Claude suggests global `docker network prune -f` as "safe" — wipes networks across unrelated projects

Resolved 💬 3 comments Opened Apr 24, 2026 by fdjkgh580 Closed May 29, 2026

What happened

While helping a user resolve a single-project Docker Compose subnet collision, Claude (Opus 4.7) suggested this command and annotated it as 可選、安全 (optional, safe) in Traditional Chinese:

docker network prune -f     # 順便清 orphan networks(可選、安全)

The user ran it. It silently removed every unused network across the entire Docker daemon, including networks belonging to other unrelated projects on the same machine (green-trade, inte-green-vibe, etc.). The user has multiple side projects colocated on one Mac; those projects' networks are now gone and must be rebuilt via docker-compose up per project.
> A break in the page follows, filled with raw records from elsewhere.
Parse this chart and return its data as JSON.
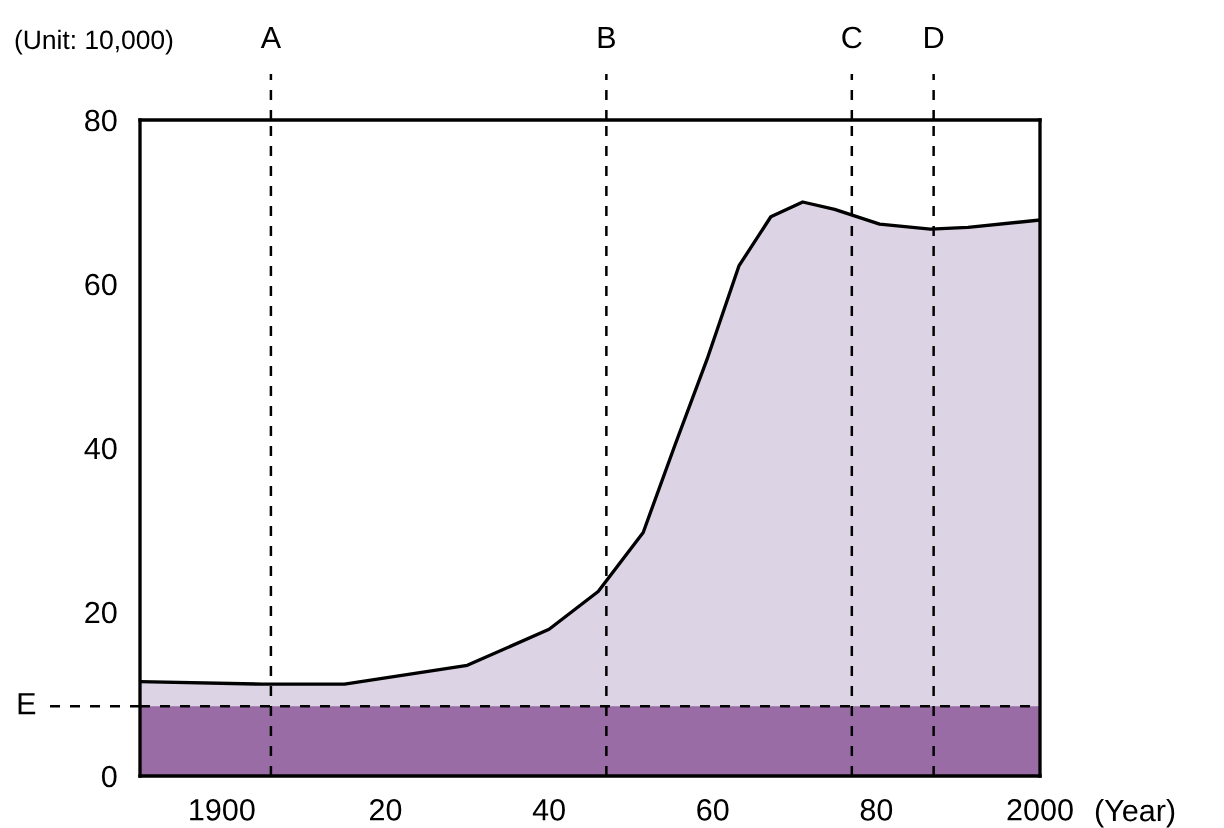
{
  "chart_data": {
    "type": "area",
    "ylabel": "(Unit: 10,000)",
    "xlabel": "(Year)",
    "series": [
      {
        "color": "#dcd3e5",
        "x": [
          1890,
          1905,
          1915,
          1930,
          1940,
          1946,
          1951.5,
          1955.4,
          1959.3,
          1963.2,
          1967.1,
          1971,
          1974.9,
          1980.4,
          1986.6,
          1991.2,
          2000
        ],
        "values": [
          11.5,
          11.2,
          11.2,
          13.5,
          17.9,
          22.5,
          29.7,
          40.4,
          50.8,
          62.2,
          68.2,
          70,
          69.1,
          67.3,
          66.7,
          66.9,
          67.8
        ]
      },
      {
        "color": "#9a6ca6",
        "x": [
          1890,
          2000
        ],
        "values": [
          8.5,
          8.5
        ]
      }
    ],
    "xlim": [
      1890,
      2000
    ],
    "xticks": [
      1900,
      {
        "value": 1920,
        "label": "20"
      },
      {
        "value": 1940,
        "label": "40"
      },
      {
        "value": 1960,
        "label": "60"
      },
      {
        "value": 1980,
        "label": "80"
      },
      2000
    ],
    "ylim": [
      0,
      80
    ],
    "yticks": [
      0,
      20,
      40,
      60,
      80
    ],
    "ref_lines": [
      {
        "axis": "x",
        "value": 1906,
        "label": "A",
        "line_style": "dashed"
      },
      {
        "axis": "x",
        "value": 1947,
        "label": "B",
        "line_style": "dashed"
      },
      {
        "axis": "x",
        "value": 1977,
        "label": "C",
        "line_style": "dashed"
      },
      {
        "axis": "x",
        "value": 1987,
        "label": "D",
        "line_style": "dashed"
      },
      {
        "axis": "y",
        "value": 8.5,
        "label": "E",
        "line_style": "dashed"
      }
    ],
    "grid": false
  }
}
No data loss (volumes are untouched), but the blast radius crossed project / trust boundaries, and the (可選、安全) annotation actively misled the user.

Why this is a problem

docker network prune -f without filters is a global daemon operation — indistinguishable from docker system prune in scope for networks. It is never safe to suggest as an off-hand cleanup step when the user's expressed intent is narrower (fixing one project).
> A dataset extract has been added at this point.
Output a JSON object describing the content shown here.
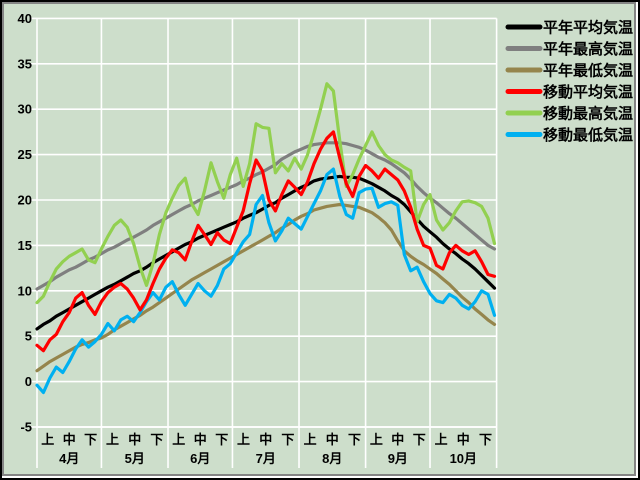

This violates the "blast radius" rule in Claude Code's own system prompt, which specifically lists destructive operations that need user confirmation, but does not currently enumerate docker *prune variants among the dangerous ones in the default guidance.

Reproduction

  1. User asks Claude to fix a Docker Compose network-pool collision for a single project
  2. Claude suggests docker-compose down for the project (correct), then adds docker network prune -f with a \"safe\" / \"optional\" annotation
  3. User runs the chain — all other projects' networks removed

Requested improvement

Treat these as restricted by default, refuse or require explicit scope-confirmed user approval before suggesting:

  • docker system prune[ -a][ --volumes]
  • docker network prune (without --filter)
  • docker volume prune (without --filter)
  • docker container prune (without --filter)
  • docker image prune -a

Suggested safer alternatives Claude should default to:

  • docker-compose -p <project> down [-v]
  • docker network rm <specific-network-name>
  • docker network inspect to identify the specific conflicting network before removal

The heuristic: never suggest daemon-wide cleanup when the user's goal is project-scoped. If daemon-wide cleanup is actually desired, require the user to explicitly say so first.

Meta

This is reported as feedback per the user's explicit request after the incident. Happy to share more of the conversation if useful.